Wed, 15 Sep 2017— Amendments to Registration Rules. An explanation of the amendments and Interpretive Notice can be found in the August 30, 2017 rule submission letter.
Wed, 15 Sep 2017— Amendments to Compliance Rule 2-9: NFA Interpretive Notice NFA Compliance Rule 2-9: Special Supervisory Requirements for Members Registered as Broker Dealers Under Section 15(b)(11) of the Securities Exchange Act of 1934. An explanation of the amendments and Interpretive Notice can be found in the August 30, 2017 rule submission letter.
9023 - COMPLIANCE RULE 2-13: BREAK-EVEN ANALYSIS(Board of Directors, August 24, 1995; revised July 24, 2000)
NFA Compliance Rule 2-13 requires, in pertinent part, that each Member CPO which delivers a disclosure document under the CFTC Regulation 4.21 must include in the disclosure document a break-even analysis which includes a tabular presentation of fees and expenses. The break-even analysis must be presented in the manner prescribed by NFA's Board of Directors. The purpose of this requirement is to ensure not only that customers will be clearly informed as to the nature and amount of fees and expenses that will be incurred, but that customers will also be made aware of the impact of those fees and expenses on the potential profitability of their investments. NFA's Board of Directors has adopted the following guidelines which must be adhered to by NFA Member CPOs when preparing the break-even analysis required by Compliance Rule 2-13:
- If fees are likely to be affected by the size of the offering, then an assumed amount of total funds raised should be stated. The document should also state what the break-even point would be if the minimum or maximum proceeds were raised.
- If there are redemption fees, they must be clearly shown and considered part of the total cost and reflected in the break-even analysis.
- Incentive fees should be stated as a percentage of profits, and the method by which profits are calculated should be described.
- All management, brokerage and other fees should reflect actual experience or contractual charges, if known. If not known, they should be based on good faith estimates.
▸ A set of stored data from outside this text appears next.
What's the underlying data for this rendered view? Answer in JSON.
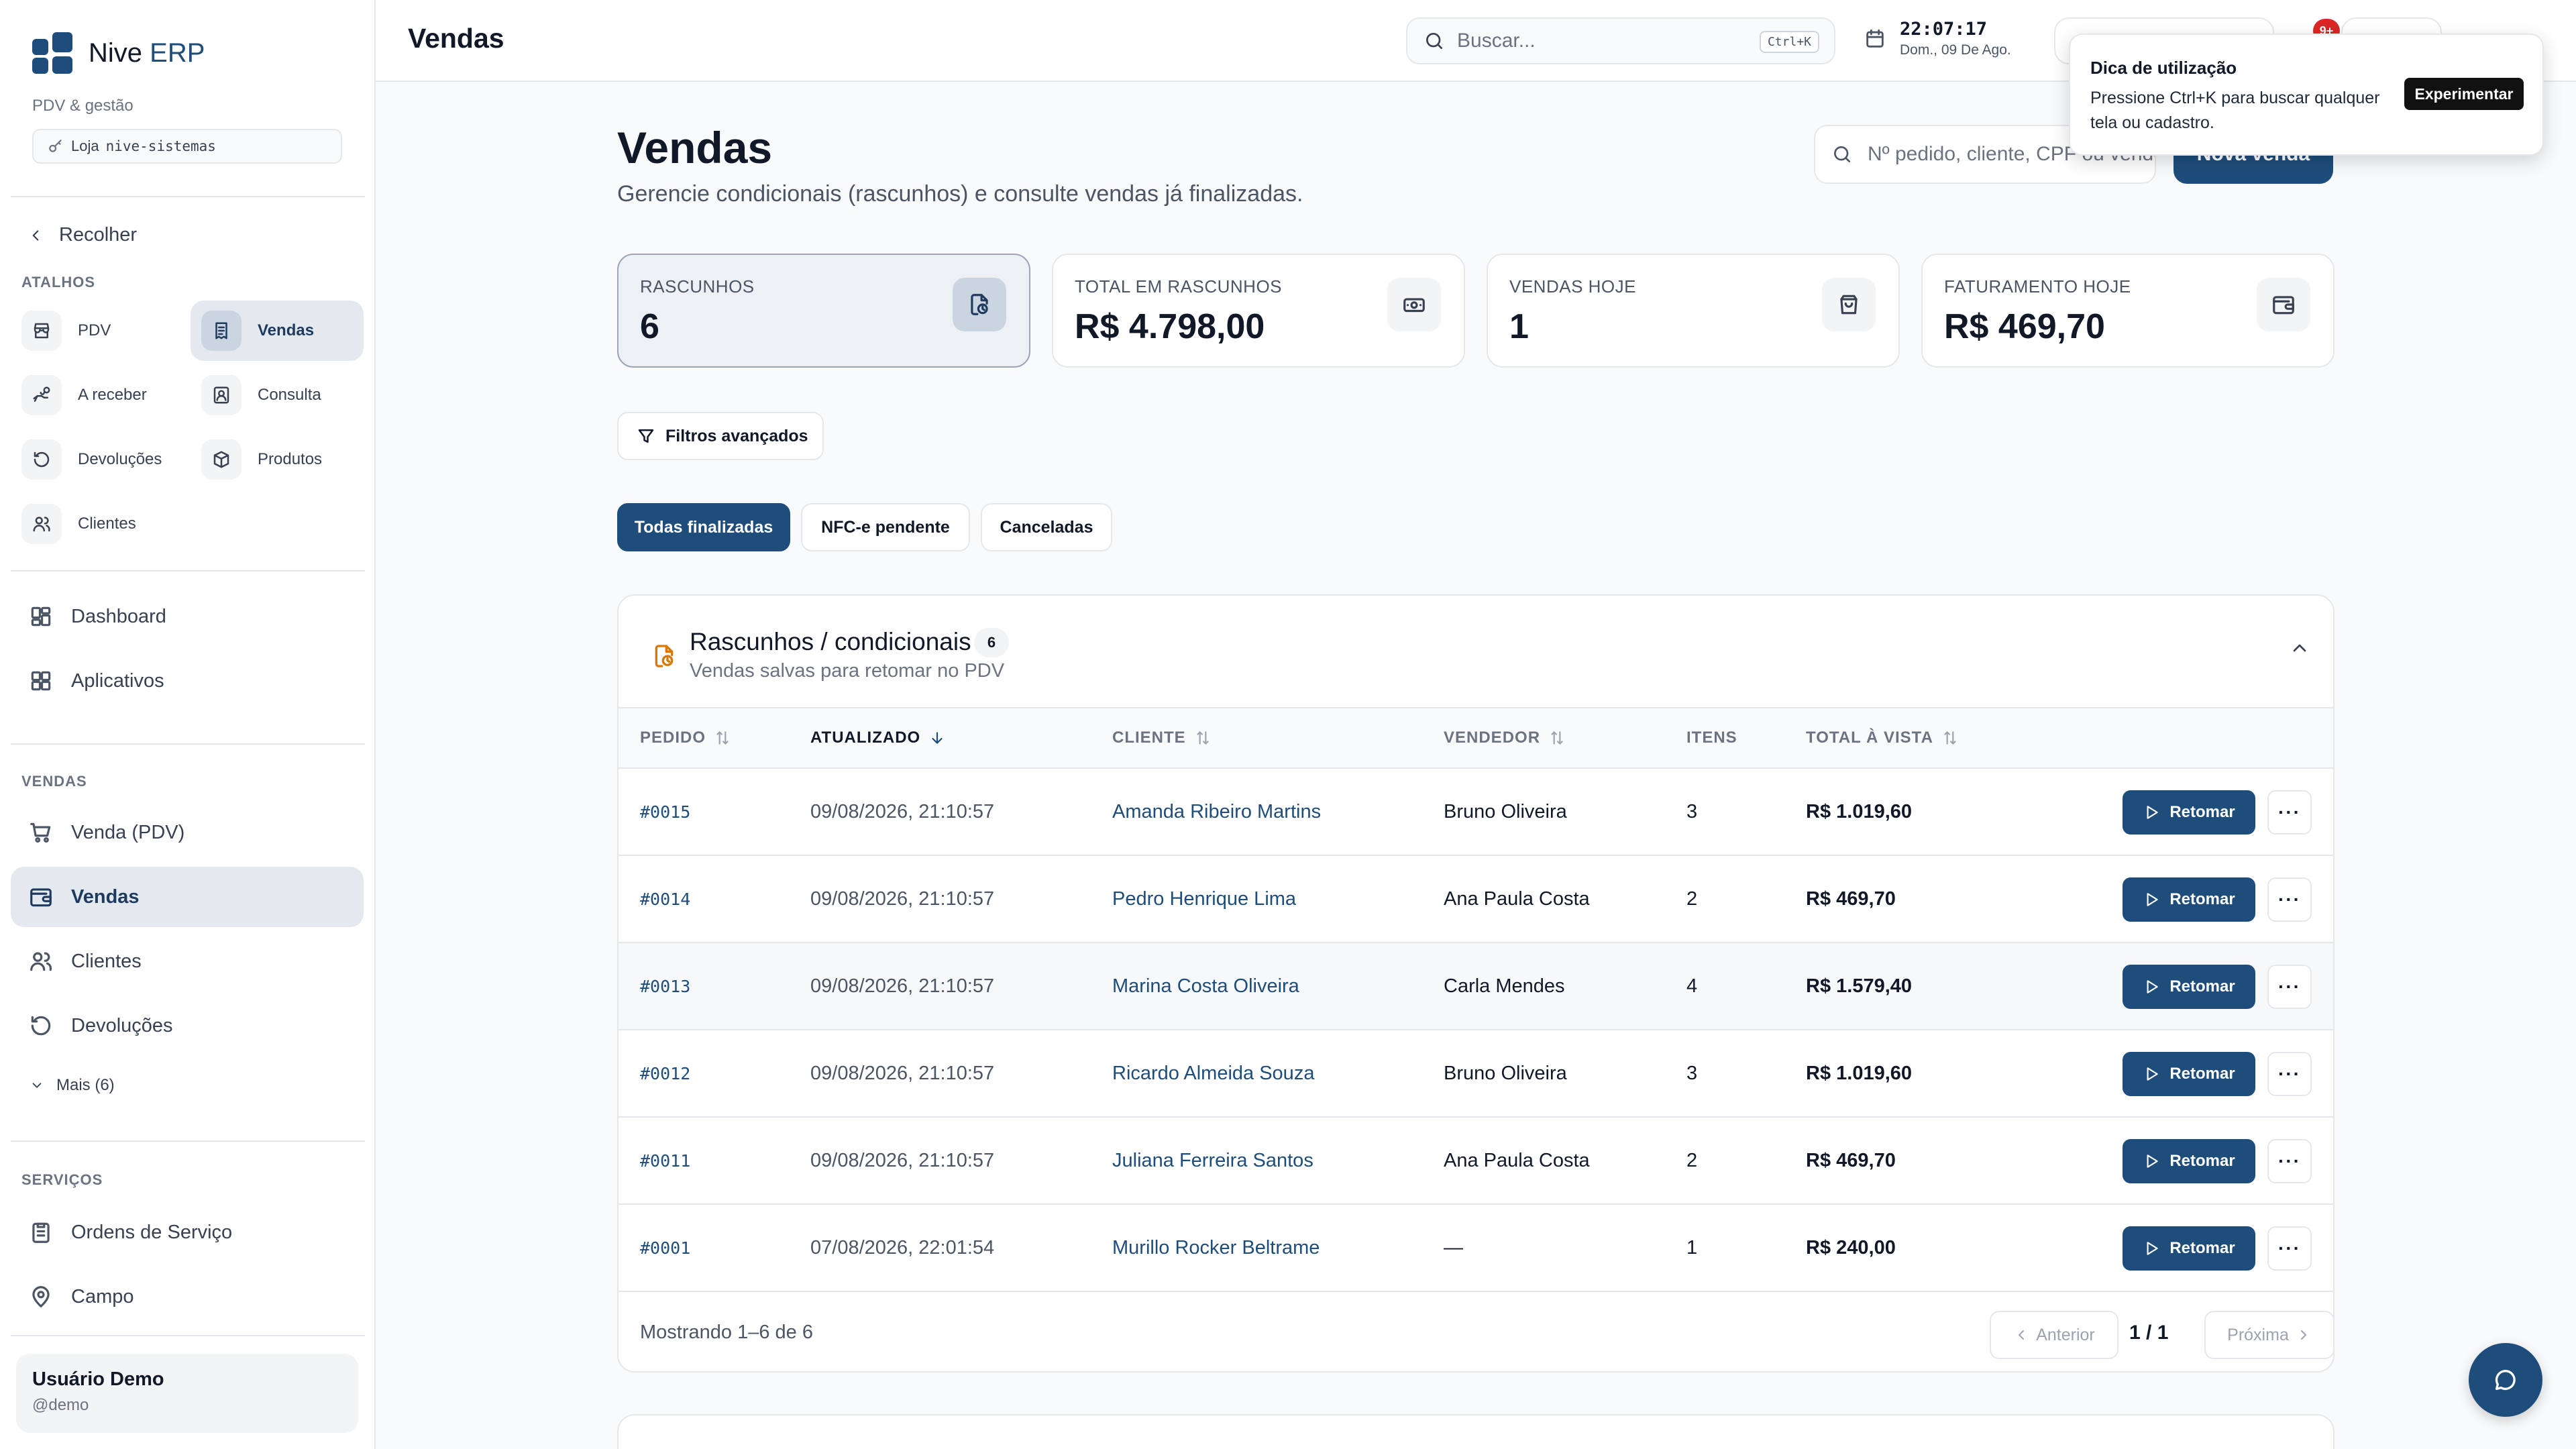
{
  "brand": {
    "name_main": "Nive",
    "name_accent": "ERP",
    "subtitle": "PDV & gestão",
    "store_label": "Loja",
    "store_code": "nive-sistemas"
  },
  "sidebar": {
    "collapse_label": "Recolher",
    "shortcuts_title": "ATALHOS",
    "shortcuts": [
      {
        "label": "PDV",
        "icon": "store-icon"
      },
      {
        "label": "Vendas",
        "icon": "receipt-icon",
        "active": true
      },
      {
        "label": "A receber",
        "icon": "hand-coins-icon"
      },
      {
        "label": "Consulta",
        "icon": "user-search-icon"
      },
      {
        "label": "Devoluções",
        "icon": "undo-icon"
      },
      {
        "label": "Produtos",
        "icon": "package-icon"
      },
      {
        "label": "Clientes",
        "icon": "users-icon"
      }
    ],
    "main_items": [
      {
        "label": "Dashboard",
        "icon": "grid-icon"
      },
      {
        "label": "Aplicativos",
        "icon": "apps-icon"
      }
    ],
    "sales_title": "VENDAS",
    "sales_items": [
      {
        "label": "Venda (PDV)",
        "icon": "cart-icon"
      },
      {
        "label": "Vendas",
        "icon": "wallet-icon",
        "active": true
      },
      {
        "label": "Clientes",
        "icon": "users-icon"
      },
      {
        "label": "Devoluções",
        "icon": "undo-icon"
      }
    ],
    "more_label": "Mais (6)",
    "services_title": "SERVIÇOS",
    "services_items": [
      {
        "label": "Ordens de Serviço",
        "icon": "clipboard-icon"
      },
      {
        "label": "Campo",
        "icon": "map-pin-icon"
      }
    ],
    "user": {
      "name": "Usuário Demo",
      "handle": "@demo"
    }
  },
  "topbar": {
    "title": "Vendas",
    "search_placeholder": "Buscar...",
    "search_kbd": "Ctrl+K",
    "time": "22:07:17",
    "date": "Dom., 09 De Ago.",
    "notifications_badge": "9+"
  },
  "tooltip": {
    "title": "Dica de utilização",
    "body": "Pressione Ctrl+K para buscar qualquer tela ou cadastro.",
    "button": "Experimentar"
  },
  "page": {
    "title": "Vendas",
    "subtitle": "Gerencie condicionais (rascunhos) e consulte vendas já finalizadas.",
    "search_placeholder": "Nº pedido, cliente, CPF ou vendedor",
    "new_sale_label": "Nova venda"
  },
  "stats": [
    {
      "label": "RASCUNHOS",
      "value": "6",
      "icon": "draft-icon",
      "active": true
    },
    {
      "label": "TOTAL EM RASCUNHOS",
      "value": "R$ 4.798,00",
      "icon": "cash-icon"
    },
    {
      "label": "VENDAS HOJE",
      "value": "1",
      "icon": "shopping-bag-icon"
    },
    {
      "label": "FATURAMENTO HOJE",
      "value": "R$ 469,70",
      "icon": "wallet-icon"
    }
  ],
  "filters_label": "Filtros avançados",
  "tabs": [
    {
      "label": "Todas finalizadas",
      "active": true
    },
    {
      "label": "NFC-e pendente"
    },
    {
      "label": "Canceladas"
    }
  ],
  "drafts": {
    "title": "Rascunhos / condicionais",
    "count": "6",
    "subtitle": "Vendas salvas para retomar no PDV",
    "columns": [
      "PEDIDO",
      "ATUALIZADO",
      "CLIENTE",
      "VENDEDOR",
      "ITENS",
      "TOTAL À VISTA"
    ],
    "resume_label": "Retomar",
    "more_label": "···",
    "rows": [
      {
        "order": "#0015",
        "updated": "09/08/2026, 21:10:57",
        "client": "Amanda Ribeiro Martins",
        "seller": "Bruno Oliveira",
        "items": "3",
        "total": "R$ 1.019,60"
      },
      {
        "order": "#0014",
        "updated": "09/08/2026, 21:10:57",
        "client": "Pedro Henrique Lima",
        "seller": "Ana Paula Costa",
        "items": "2",
        "total": "R$ 469,70"
      },
      {
        "order": "#0013",
        "updated": "09/08/2026, 21:10:57",
        "client": "Marina Costa Oliveira",
        "seller": "Carla Mendes",
        "items": "4",
        "total": "R$ 1.579,40"
      },
      {
        "order": "#0012",
        "updated": "09/08/2026, 21:10:57",
        "client": "Ricardo Almeida Souza",
        "seller": "Bruno Oliveira",
        "items": "3",
        "total": "R$ 1.019,60"
      },
      {
        "order": "#0011",
        "updated": "09/08/2026, 21:10:57",
        "client": "Juliana Ferreira Santos",
        "seller": "Ana Paula Costa",
        "items": "2",
        "total": "R$ 469,70"
      },
      {
        "order": "#0001",
        "updated": "07/08/2026, 22:01:54",
        "client": "Murillo Rocker Beltrame",
        "seller": "—",
        "items": "1",
        "total": "R$ 240,00"
      }
    ],
    "showing": "Mostrando 1–6 de 6",
    "prev_label": "Anterior",
    "next_label": "Próxima",
    "page_indicator": "1 / 1"
  },
  "colors": {
    "accent": "#1e4d7b",
    "badge": "#dc2626",
    "draft_icon": "#d97706"
  }
}
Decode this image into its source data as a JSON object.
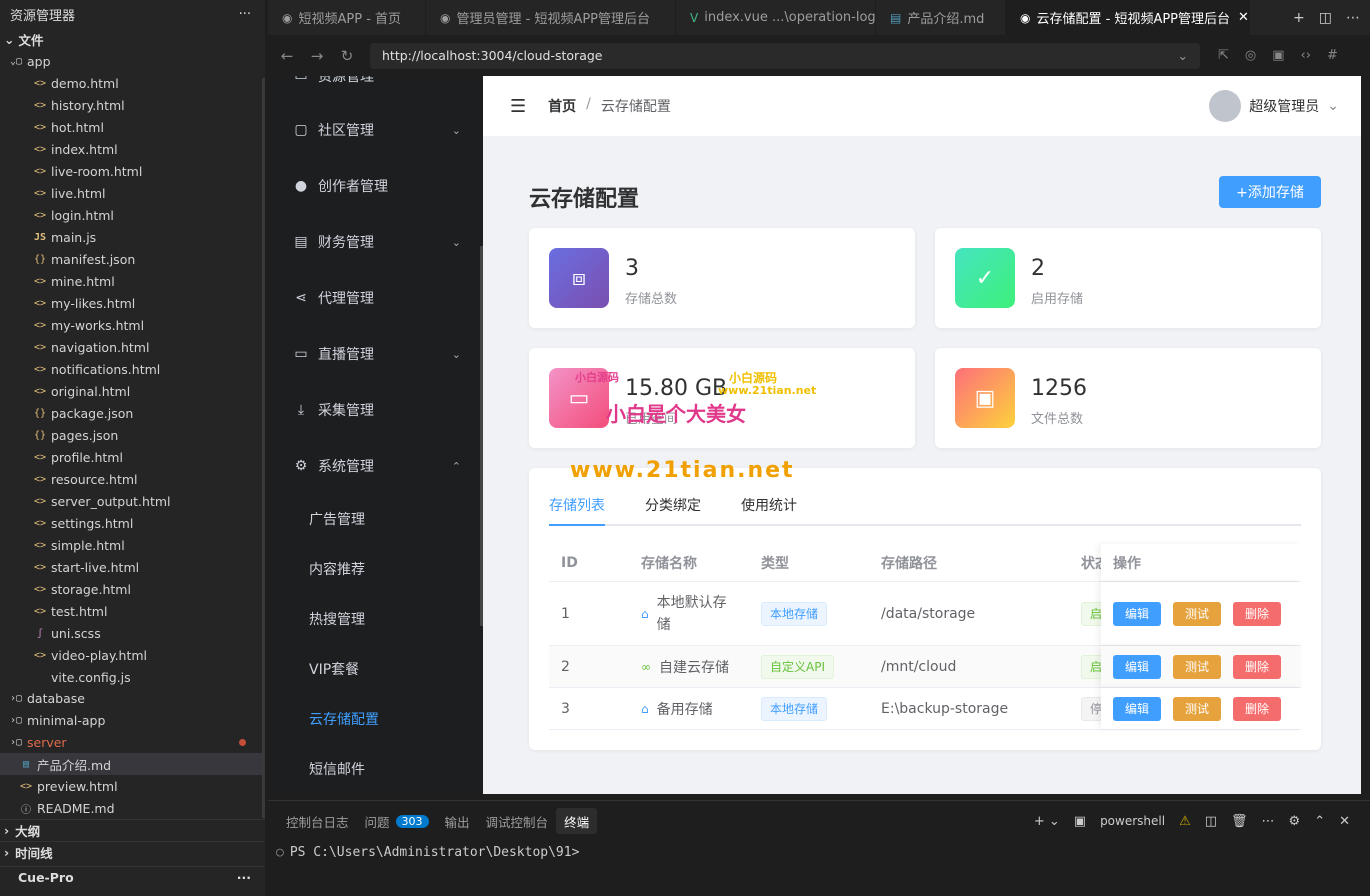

If, for example, CTAs publish their estimated number of round turns/ $1,000,000 then those published estimates should be used for estimating brokerage costs. If this is an on-going fund or if there is evidence supporting other numbers, then the other numbers should be used and explained.
- If pool participants are to receive some or all of the interest income generated by the pool, the expected interest income should be deducted from the expenses which must be covered by trading profits to return the customer to the level of his initial investment. The estimate of that interest income must include the assumed interest rate, and that rate must reflect current cash market information. If any interest income is to be paid to the pool operator, or to anyone other than the pool participants, that fact and an estimate of the amount must also be clearly disclosed.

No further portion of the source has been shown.